Publicado em: 28/06/2019 | Edição: 123 | Seção: 3 | Página: 173

Órgão: Ministério da Saúde/Agência Nacional de Vigilância Sanitária/Segunda Diretoria

EDITAL DE CHAMAMENTO público Nº 7, DE 27 DE JUNHO DE 2019

A Diretora da Agência Nacional de Vigilância Sanitária, no uso de suas atribuições e tendo em vista o disposto no art. 54, VII, do Regimento Interno aprovado nos termos do Anexo I da Resolução da Diretoria Colegiada - RDC nº 255, de 10 de dezembro de 2018, resolve tornar público o presente Edital de Chamamento para recolher dados e informações sobre a segurança de uso da Moringa Oleífera em alimentos, conforme Anexo.

ALESSANDRA BASTOS SOARES

ANEXOCONTEXTUALIZAÇÃO

Em 4 de junho de 2019 foi publicada a Resolução-RE nº 1.478, de 3 de junho de 2019, que determinou a proibição da comercialização, distribuição, fabricação, importação e propaganda de todos os alimentos, em todas as formas de apresentação, que possuem Moringa oleifera em sua composição.

A medida foi motivada por não haver comprovação de segurança do uso da espécie Moringa oleifera em alimentos.
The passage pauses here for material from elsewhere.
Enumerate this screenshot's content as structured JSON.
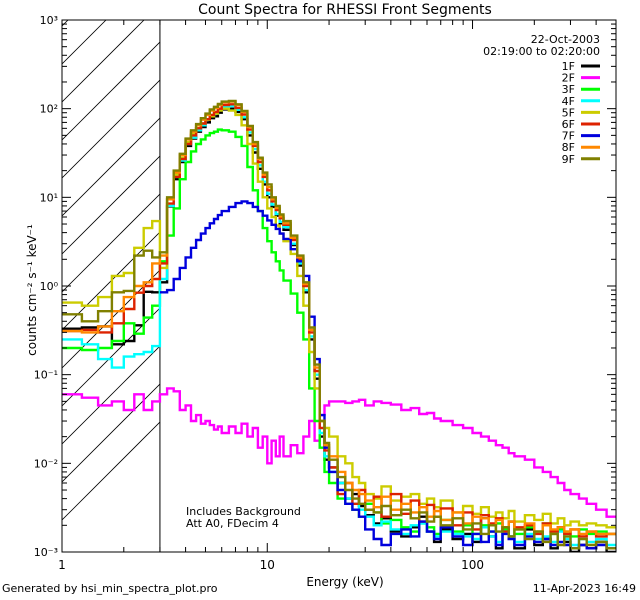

Além disso, foi constatado que há inúmeros produtos denominados e/ou constituídos de Moringa oleifera que vêm sendo irregularmente comercializados e divulgados com diversas alegações terapêuticas não permitidas para alimentos, como cura de câncer, depressão, epilepsia, tratamento de diabetes e de doenças cardiovasculares, entre muitas outras.

Contudo, essa publicação trouxe um grande impacto para o setor produtivo, em virtude de existir um grande mercado produtor de Moringa no Brasil.

O uso de espécies vegetais não tradicionalmente utilizadas como alimentos, depende de avaliação prévia da Anvisa quanto à segurança de uso, conforme estabelece a legislação, como por exemplo Resolução da Diretoria Colegiada - RDC nº 263/2005 (farinha da folha), Resolução da Diretoria Colegiada - RDC nº 277/2005 (chá das folhas), Resolução da Diretoria Colegiada - RDC nº 243/2018 (extrato em capsulas). Portanto a regularização do produto como alimento depende da comprovação da segurança e da atualização das listas das respectivas Resoluções.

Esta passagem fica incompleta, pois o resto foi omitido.